Diabetes is a serious condition that is characterized by high blood sugar, excessive urination, increased appetite, and extreme thirst. When an individual has diabetes it is important that several other therapies are implemented to keep other factors under control such as blood pressure, cholesterol, and others.

As a pharmacist it is our job to ensure that our patients with diabetes are receiving the therapies they need and we should also be able to identify those patients based off of their medication profiles. Below is a quick screening guide that can be used to not only identify patients with diabetes but to also help get them the treatments that they need including a brief summary of non-pharmacologic interventions.

Anti-Platelet Therapy:

· Aspirin (75-162 mg/day) should be initiated as primary prevention against CVD in patients with Type 1 and Type 2 diabetes.

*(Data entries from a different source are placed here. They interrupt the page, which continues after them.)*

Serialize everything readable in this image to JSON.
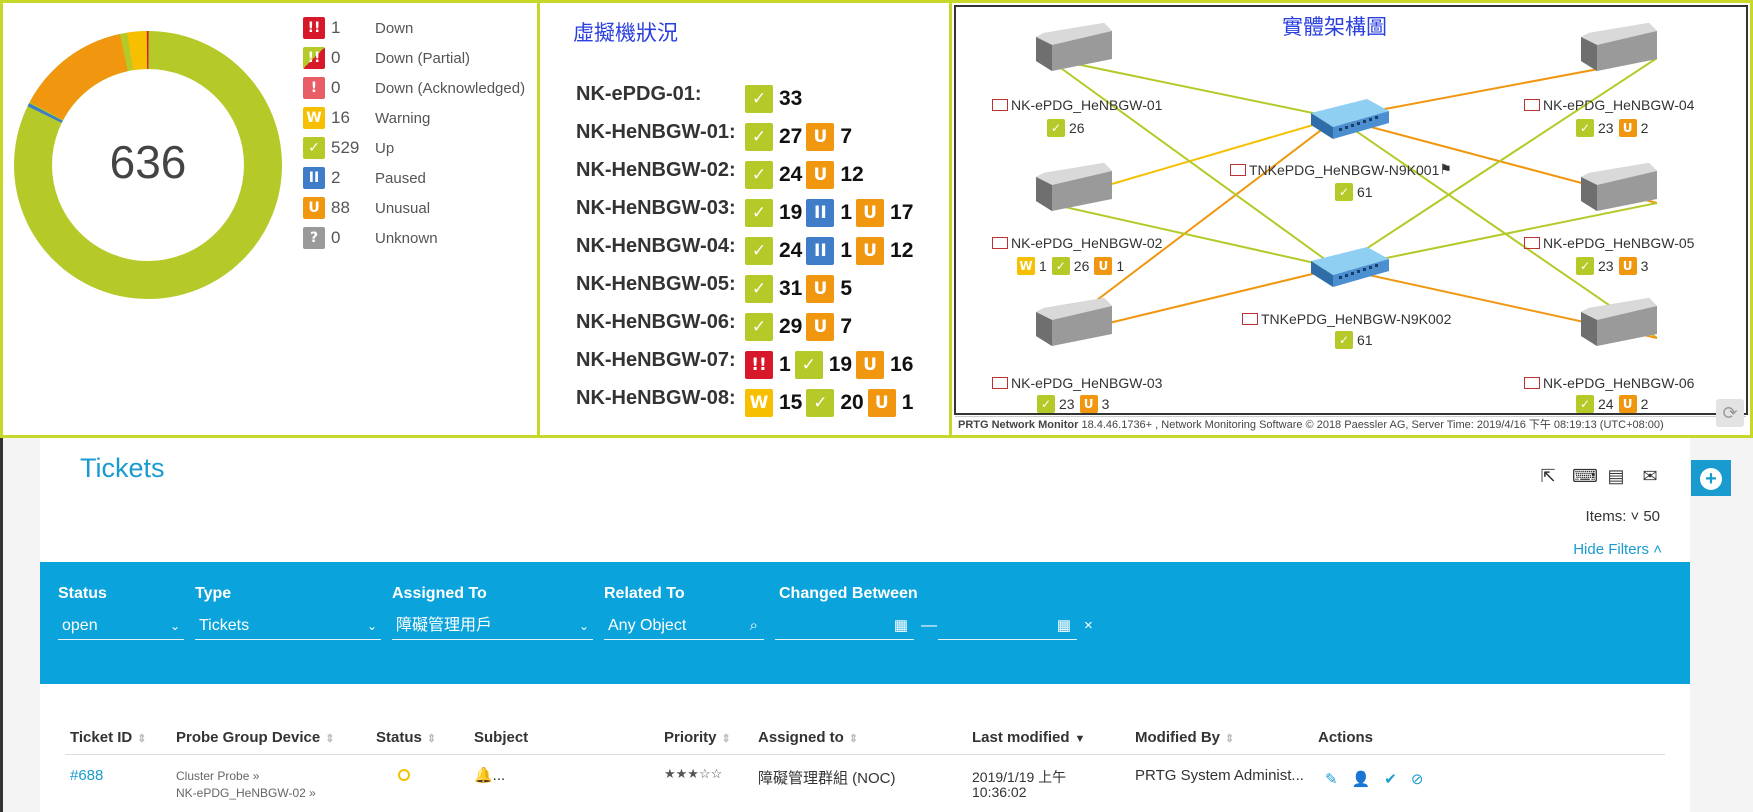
{
  "summary": {
    "total": "636",
    "legend": [
      {
        "badge": "!!",
        "count": "1",
        "label": "Down",
        "cls": "b-down"
      },
      {
        "badge": "!!",
        "count": "0",
        "label": "Down (Partial)",
        "cls": "b-partial"
      },
      {
        "badge": "!",
        "count": "0",
        "label": "Down (Acknowledged)",
        "cls": "b-ack"
      },
      {
        "badge": "W",
        "count": "16",
        "label": "Warning",
        "cls": "b-warn"
      },
      {
        "badge": "✓",
        "count": "529",
        "label": "Up",
        "cls": "b-up"
      },
      {
        "badge": "II",
        "count": "2",
        "label": "Paused",
        "cls": "b-pause"
      },
      {
        "badge": "U",
        "count": "88",
        "label": "Unusual",
        "cls": "b-unusual"
      },
      {
        "badge": "?",
        "count": "0",
        "label": "Unknown",
        "cls": "b-unknown"
      }
    ],
    "colors": {
      "down": "#d7182a",
      "warning": "#f6c000",
      "up": "#b5c928",
      "paused": "#3f7dc8",
      "unusual": "#f0960f"
    }
  },
  "vm_status": {
    "title": "虛擬機狀況",
    "rows": [
      {
        "name": "NK-ePDG-01:",
        "items": [
          {
            "cls": "b-up",
            "badge": "✓",
            "num": "33"
          }
        ]
      },
      {
        "name": "NK-HeNBGW-01:",
        "items": [
          {
            "cls": "b-up",
            "badge": "✓",
            "num": "27"
          },
          {
            "cls": "b-unusual",
            "badge": "U",
            "num": "7"
          }
        ]
      },
      {
        "name": "NK-HeNBGW-02:",
        "items": [
          {
            "cls": "b-up",
            "badge": "✓",
            "num": "24"
          },
          {
            "cls": "b-unusual",
            "badge": "U",
            "num": "12"
          }
        ]
      },
      {
        "name": "NK-HeNBGW-03:",
        "items": [
          {
            "cls": "b-up",
            "badge": "✓",
            "num": "19"
          },
          {
            "cls": "b-pause",
            "badge": "II",
            "num": "1"
          },
          {
            "cls": "b-unusual",
            "badge": "U",
            "num": "17"
          }
        ]
      },
      {
        "name": "NK-HeNBGW-04:",
        "items": [
          {
            "cls": "b-up",
            "badge": "✓",
            "num": "24"
          },
          {
            "cls": "b-pause",
            "badge": "II",
            "num": "1"
          },
          {
            "cls": "b-unusual",
            "badge": "U",
            "num": "12"
          }
        ]
      },
      {
        "name": "NK-HeNBGW-05:",
        "items": [
          {
            "cls": "b-up",
            "badge": "✓",
            "num": "31"
          },
          {
            "cls": "b-unusual",
            "badge": "U",
            "num": "5"
          }
        ]
      },
      {
        "name": "NK-HeNBGW-06:",
        "items": [
          {
            "cls": "b-up",
            "badge": "✓",
            "num": "29"
          },
          {
            "cls": "b-unusual",
            "badge": "U",
            "num": "7"
          }
        ]
      },
      {
        "name": "NK-HeNBGW-07:",
        "items": [
          {
            "cls": "b-down",
            "badge": "!!",
            "num": "1"
          },
          {
            "cls": "b-up",
            "badge": "✓",
            "num": "19"
          },
          {
            "cls": "b-unusual",
            "badge": "U",
            "num": "16"
          }
        ]
      },
      {
        "name": "NK-HeNBGW-08:",
        "items": [
          {
            "cls": "b-warn",
            "badge": "W",
            "num": "15"
          },
          {
            "cls": "b-up",
            "badge": "✓",
            "num": "20"
          },
          {
            "cls": "b-unusual",
            "badge": "U",
            "num": "1"
          }
        ]
      }
    ]
  },
  "topology": {
    "title": "實體架構圖",
    "nodes": [
      {
        "id": "n1",
        "label": "NK-ePDG_HeNBGW-01",
        "stats": [
          {
            "cls": "b-up",
            "badge": "✓",
            "num": "26"
          }
        ]
      },
      {
        "id": "n2",
        "label": "NK-ePDG_HeNBGW-02",
        "stats": [
          {
            "cls": "b-warn",
            "badge": "W",
            "num": "1"
          },
          {
            "cls": "b-up",
            "badge": "✓",
            "num": "26"
          },
          {
            "cls": "b-unusual",
            "badge": "U",
            "num": "1"
          }
        ]
      },
      {
        "id": "n3",
        "label": "NK-ePDG_HeNBGW-03",
        "stats": [
          {
            "cls": "b-up",
            "badge": "✓",
            "num": "23"
          },
          {
            "cls": "b-unusual",
            "badge": "U",
            "num": "3"
          }
        ]
      },
      {
        "id": "n4",
        "label": "NK-ePDG_HeNBGW-04",
        "stats": [
          {
            "cls": "b-up",
            "badge": "✓",
            "num": "23"
          },
          {
            "cls": "b-unusual",
            "badge": "U",
            "num": "2"
          }
        ]
      },
      {
        "id": "n5",
        "label": "NK-ePDG_HeNBGW-05",
        "stats": [
          {
            "cls": "b-up",
            "badge": "✓",
            "num": "23"
          },
          {
            "cls": "b-unusual",
            "badge": "U",
            "num": "3"
          }
        ]
      },
      {
        "id": "n6",
        "label": "NK-ePDG_HeNBGW-06",
        "stats": [
          {
            "cls": "b-up",
            "badge": "✓",
            "num": "24"
          },
          {
            "cls": "b-unusual",
            "badge": "U",
            "num": "2"
          }
        ]
      },
      {
        "id": "s1",
        "label": "TNKePDG_HeNBGW-N9K001",
        "stats": [
          {
            "cls": "b-up",
            "badge": "✓",
            "num": "61"
          }
        ]
      },
      {
        "id": "s2",
        "label": "TNKePDG_HeNBGW-N9K002",
        "stats": [
          {
            "cls": "b-up",
            "badge": "✓",
            "num": "61"
          }
        ]
      }
    ],
    "footer_brand": "PRTG Network Monitor",
    "footer_rest": " 18.4.46.1736+ , Network Monitoring Software © 2018 Paessler AG, Server Time: 2019/4/16 下午 08:19:13 (UTC+08:00)"
  },
  "tickets": {
    "title": "Tickets",
    "items_label": "Items:",
    "items_value": "50",
    "hide_filters": "Hide Filters",
    "filters": {
      "status_label": "Status",
      "status_value": "open",
      "type_label": "Type",
      "type_value": "Tickets",
      "assigned_label": "Assigned To",
      "assigned_value": "障礙管理用戶",
      "related_label": "Related To",
      "related_placeholder": "Any Object",
      "changed_label": "Changed Between",
      "dash": "—",
      "clear": "×"
    },
    "columns": [
      "Ticket ID",
      "Probe Group Device",
      "Status",
      "Subject",
      "Priority",
      "Assigned to",
      "Last modified",
      "Modified By",
      "Actions"
    ],
    "rows": [
      {
        "id": "#688",
        "probe": "Cluster Probe »",
        "device": "NK-ePDG_HeNBGW-02 »",
        "subject": "🔔...",
        "priority": "★★★☆☆",
        "assigned": "障礙管理群組 (NOC)",
        "modified_date": "2019/1/19 上午",
        "modified_time": "10:36:02",
        "modified_by": "PRTG System Administ..."
      }
    ]
  }
}
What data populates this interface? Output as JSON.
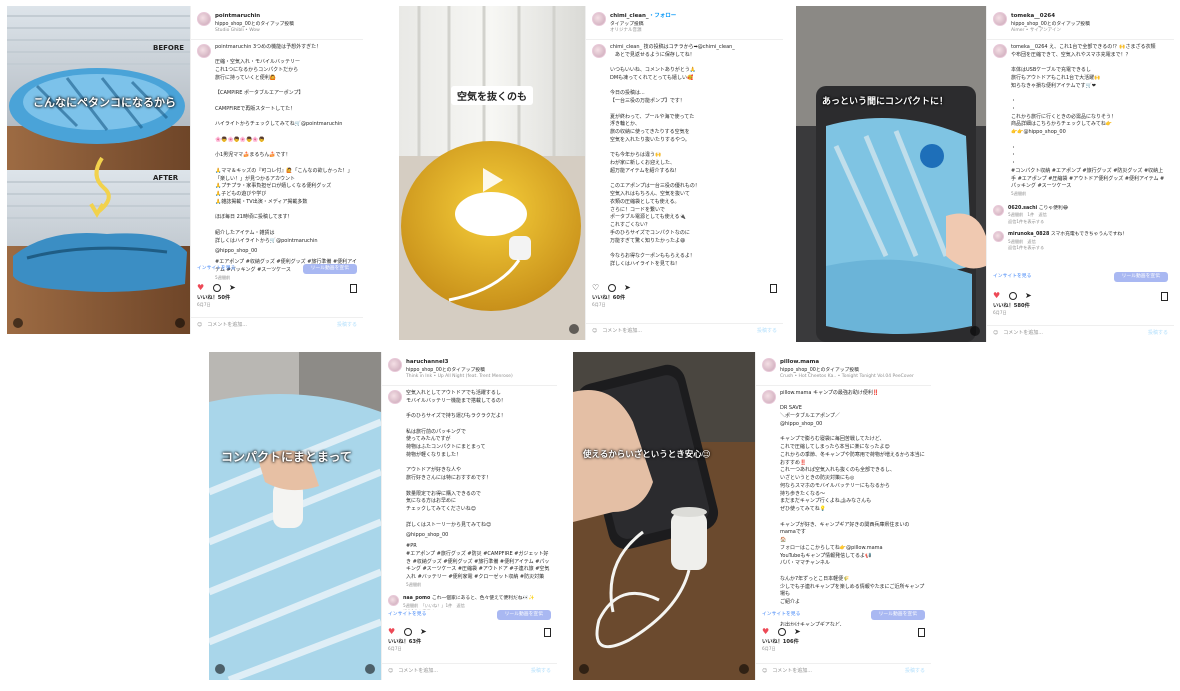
{
  "posts": [
    {
      "user": "pointmaruchin",
      "subtitle": "hippo_shop_00とのタイアップ投稿",
      "audio": "Studio Ghibli • Wow",
      "overlay": "こんなにペタンコになるから",
      "before_label": "BEFORE",
      "after_label": "AFTER",
      "caption": "pointmaruchin 3つめの機能は予想外すぎた！\n\n圧縮・空気入れ・モバイルバッテリー\nこれ1つになるからコンパクトだから\n旅行に持っていくと便利🙆\n\n【CAMPIRE ポータブルエアーポンプ】\n\nCAMPFIREで再販スタートしてた！\n\nハイライトからチェックしてみてね🛒@pointmaruchin\n\n🌸👦🌸👦🌸👦🌸👦\n\n小1男児ママ🍰まるちん🍰です！\n\n🙏ママ＆キッズの『可コレ付』🙋「こんなの欲しかった！」\n「楽しい！」が見つかるアカウント\n🙏プチプラ・家事負担ゼロが嬉しくなる便利グッズ\n🙏子どもの遊びや学び\n🙏雑誌掲載・TV出演・メディア掲載多数\n\nほぼ毎日 21時頃に投稿してます！\n\n紹介したアイテム・雑貨は\n詳しくはハイライトから🛒@pointmaruchin",
      "tag_user": "@hippo_shop_00",
      "hashtags": "#エアポンプ #収納グッズ #便利グッズ #旅行準備 #便利アイテム #パッキング #スーツケース",
      "time": "5週間前",
      "insight": "インサイトを見る",
      "reel_button": "リール動画を宣伝",
      "likes": "いいね！50件",
      "date": "6月7日",
      "add_comment": "コメントを追加...",
      "post_label": "投稿する"
    },
    {
      "user": "chimi_clean_",
      "follow": "・フォロー",
      "subtitle": "タイアップ投稿",
      "audio": "オリジナル音源",
      "overlay": "空気を抜くのも",
      "caption_user": "chimi_clean_",
      "caption": "chimi_clean_ 技の投稿はコチラから➡@chimi_clean_\n　あとで見返せるように保存してね！\n\nいつもいいね、コメントありがとう🙏\nDMも凍ってくれてとっても嬉しい🥰\n\n今日の投稿は...\n【一台三役の万能ポンプ】です！\n\n夏が終わって、プールや海で使ってた\n浮き輪とか、\n旅の収納に使ってきたりする空気を\n空気を入れたり抜いたりするやつ。\n\nでも今年からは違う🙌\nわが家に新しくお迎えした、\n超万能アイテムを紹介するね！\n\nこのエアポンプは一台三役の優れもの！\n空気入れはもちろん、空気を抜いて\n衣類の圧縮袋としても使える。\nさらに！コードを繋いで\nポータブル電源としても使える🔌\nこれすごくない？\n手のひらサイズでコンパクトなのに\n万能すぎて驚く知りたかったよ😆\n\n今ならお得なクーポンももらえるよ！\n詳しくはハイライトを見てね！",
      "likes": "いいね！60件",
      "date": "6月7日",
      "add_comment": "コメントを追加...",
      "post_label": "投稿する"
    },
    {
      "user": "tomeka__0264",
      "subtitle": "hippo_shop_00とのタイアップ投稿",
      "audio": "Aimer • サイアンアイン",
      "overlay": "あっという間にコンパクトに！",
      "caption": "tomeka__0264 え、これ1台で全部できるの!？🙌さまざる衣類\nや布団を圧縮できて、空気入れやスマホ充電まで！？\n\n本体はUSBケーブルで充電できるし\n旅行もアウトドアもこれ1台で大活躍🙌\n知らなきゃ損な便利アイテムです🛒❤\n\n・\n・\nこれから旅行に行くときの必需品になりそう！\n商品詳細はこちらからチェックしてみてね👉\n👉👉@hippo_shop_00\n\n・\n・\n・",
      "hashtags": "#コンパクト収納 #エアポンプ #旅行グッズ #防災グッズ #収納上手 #エアポンプ #圧縮袋 #アウトドア便利グッズ #便利アイテム #パッキング #スーツケース",
      "time": "5週間前",
      "comments": [
        {
          "user": "0620.sachi",
          "text": "こりゃ便利😂",
          "meta": "5週間前　1件　返信",
          "view": "返信1件を表示する"
        },
        {
          "user": "mirunoka_0828",
          "text": "スマホ充電もできちゃうんですね！",
          "meta": "5週間前　返信",
          "view": "返信1件を表示する"
        }
      ],
      "insight": "インサイトを見る",
      "reel_button": "リール動画を宣伝",
      "likes": "いいね！580件",
      "date": "6月7日",
      "add_comment": "コメントを追加...",
      "post_label": "投稿する"
    },
    {
      "user": "haruchannel3",
      "subtitle": "hippo_shop_00とのタイアップ投稿",
      "audio": "Think in Ink • Up All Night (feat. Trent Menrose)",
      "overlay": "コンパクトにまとまって",
      "caption": "空気入れとしてアウトドアでも活躍するし\nモバイルバッテリー機能まで搭載してるの！\n\n手のひらサイズで持ち運びもラクラクだよ！\n\n私は旅行前のパッキングで\n使ってみたんですが\n荷物はふたコンパクトにまとまって\n荷物が軽くなりました！\n\nアウトドアが好きな人や\n旅行好きさんには特におすすめです！\n\n数量限定でお得に購入できるので\n気になる方はお早めに\nチェックしてみてくださいね😊\n\n詳しくはストーリーから見てみてね😊",
      "tag_user": "@hippo_shop_00",
      "hashtags": "#PR\n#エアポンプ #旅行グッズ #防災 #CAMPFIRE #ガジェット好き #収納グッズ #便利グッズ #旅行準備 #便利アイテム #パッキング #スーツケース #圧縮袋 #アウトドア #子連れ旅 #空気入れ #バッテリー #便利家電 #クローゼット収納 #防災対策",
      "time": "5週間前",
      "comments": [
        {
          "user": "naa_pomo",
          "text": "これ一個家にあると、色々使えて便利だね👀✨",
          "meta": "5週間前　「いいね！」1件　返信",
          "view": "返信1件を表示する"
        }
      ],
      "insight": "インサイトを見る",
      "reel_button": "リール動画を宣伝",
      "likes": "いいね！63件",
      "date": "6月7日",
      "add_comment": "コメントを追加...",
      "post_label": "投稿する"
    },
    {
      "user": "pillow.mama",
      "subtitle": "hippo_shop_00とのタイアップ投稿",
      "audio": "Crush • Hot Cheetos Ka.. • Tonight Tonight Vol.04 PeeCover",
      "overlay": "使えるからいざというとき安心😉",
      "caption": "pillow.mama キャンプの最強お助け便利‼️\n\nDR SAVE\n＼ポータブルエアポンプ／\n@hippo_shop_00\n\nキャンプで膨らむ寝袋に毎回苦戦してたけど、\nこれで圧縮してしまったら本当に楽になったよ😊\nこれからの季節、冬キャンプや防寒用で荷物が増えるから本当に\nおすすめ‼️\nこれ一つあれば空気入れも抜くのも全部できるし、\nいざというときの防災対策にも◎\n何ならスマホのモバイルバッテリーにもなるから\n持ち歩きたくなる〜\nまだまだキャンプ行くよね🏕みなさんも\nぜひ使ってみてね💡\n\nキャンプが好き、キャンプギア好きの関西兵庫県住まいのmamaです\n🏠\nフォローはここからしてね👉@pillow.mama\nYouTubeもキャンプ情報発信してるよ📢\nパパ・ママチャンネル\n\nなんか7年ずっとこ日本軽便🌾\n少しでも子連れキャンプを楽しめる情報やたまにご近所キャンプ場も\nご紹介よ\n\nストーリーでは日常のお出掛けや、\nお出かけキャンプギアなど、\nタイムリーに発信です😍\n\nコメント、DMもぜひ待ってるです🙏",
      "insight": "インサイトを見る",
      "reel_button": "リール動画を宣伝",
      "likes": "いいね！106件",
      "date": "6月7日",
      "add_comment": "コメントを追加...",
      "post_label": "投稿する"
    }
  ]
}
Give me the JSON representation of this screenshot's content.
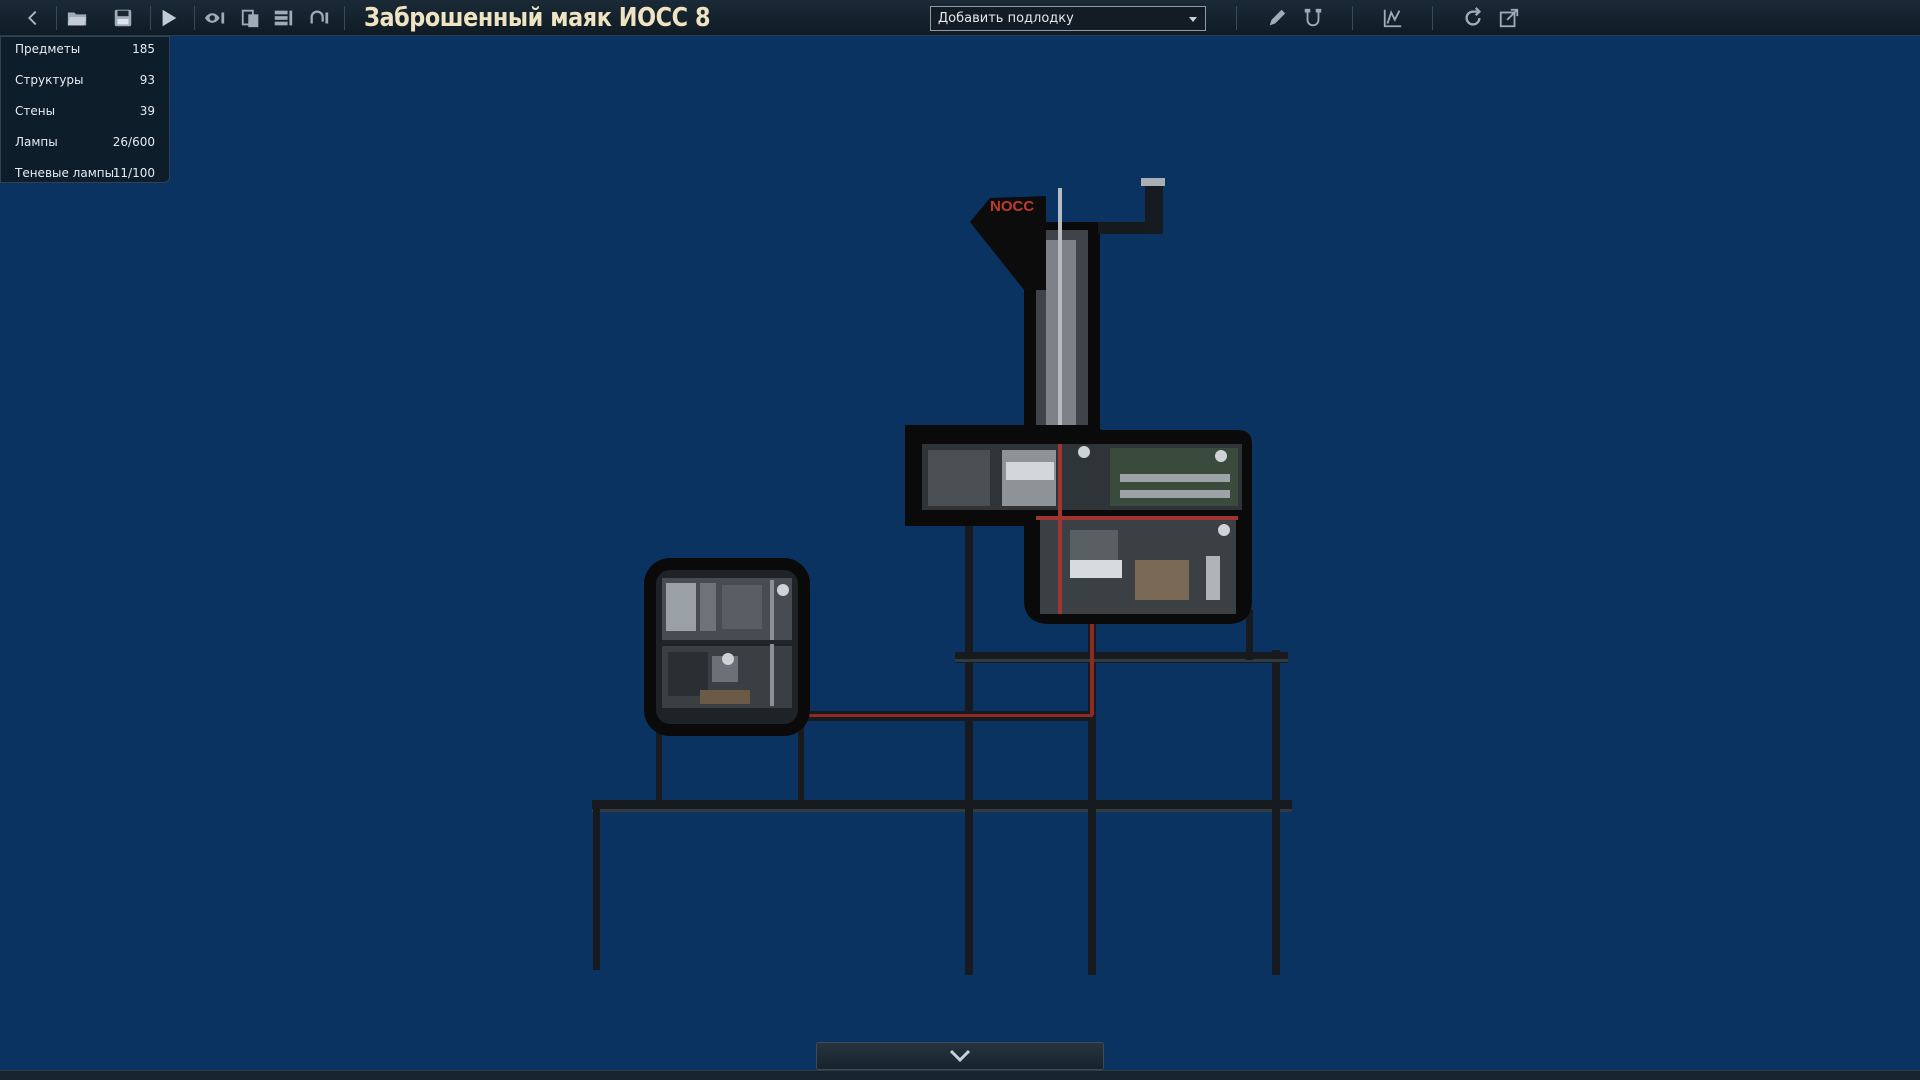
{
  "toolbar": {
    "title": "Заброшенный маяк ИОСС 8",
    "add_submarine": "Добавить подлодку"
  },
  "stats": [
    {
      "label": "Предметы",
      "value": "185"
    },
    {
      "label": "Структуры",
      "value": "93"
    },
    {
      "label": "Стены",
      "value": "39"
    },
    {
      "label": "Лампы",
      "value": "26/600"
    },
    {
      "label": "Теневые лампы",
      "value": "11/100"
    }
  ],
  "map": {
    "sign_text": "NOCC"
  },
  "colors": {
    "background": "#0b3361",
    "toolbar": "#131f29",
    "title": "#efe3c2",
    "hull": "#0a0a0a",
    "pipe_red": "#b0322a"
  },
  "icons": [
    "back-icon",
    "open-folder-icon",
    "save-icon",
    "play-icon",
    "visibility-icon",
    "copy-icon",
    "layers-icon",
    "undo-icon",
    "pencil-icon",
    "wiring-icon",
    "graph-icon",
    "refresh-icon",
    "export-icon",
    "chevron-down-icon"
  ]
}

· If the patient has an aspirin allergy, clopidogrel 75mg/day should be initiated as an alternative.

Blood Pressure Medications:

· Medication to control blood pressure should be initiated in patients with diabetes that have blood pressure values greater than 140/90.

· First-line treatment: ACE-Inhibitors (ex: Lisinopril) or ARBs (ex: Valsartan)

· The majority of diabetes patients will require additional therapy such as Thiazides (ex: HCTZ) or CCB (ex: Amlopidine)

Cholesterol Control:

· Individuals 40-75 years of age with diabetes with LDL-C 70-189 mg/dL should be started on statin therapy.

· Depending on their ASCVD risk an individual may be placed on either a moderate or high intensity statin.


· Hepatitis B: Unvaccinated adults 19-59 years old

· Influenza: annually for patients greater than or equal to 6 months

· Pneumococcal: Age 2-64 years: PPSV23, Age greater than or equal to 65: Prevnar 13 and one year later PPSV23

· Tetanus: Every 10 years

Non-pharmacologic therapy:

· Yearly urine tests to measure urine albumin excretion

o Urinary albumin excretion greater than or equal to 30 à Start an ACEI or ARB

· Yearly eye exam to detect signs of retinopathy

o If eye exam is normal and blood glucose is stable, screening can be every two years

· Yearly foot examination

o Patients should also self-monitor for dryness, cracking, and ulcers daily

o Patients should refrain from walking barefoot

· Low fat high fiber diet (whole grains, vegetables, legumes), Mediterranean diets fatty fish (EPA, DHA), Sodium intake <2300mg/day, reduce saturated fat intake to 5-6% per ADA, reduce trans-fat and increase fiber intake.

· Regular exercises Moderate-intensity (30 minutes per day at least 5 days a week)

· Smoking cessation

· Weight loss for overweight and obese patients

· Maintain waist circumference of <35 inches (females) and <40 inches (males)


American Diabetes Association (ADA) Position Statement. Standards of Medical Care in Diabetes — 2016. Diabetes Care. 2016;39 (suppl 1):S1-S112.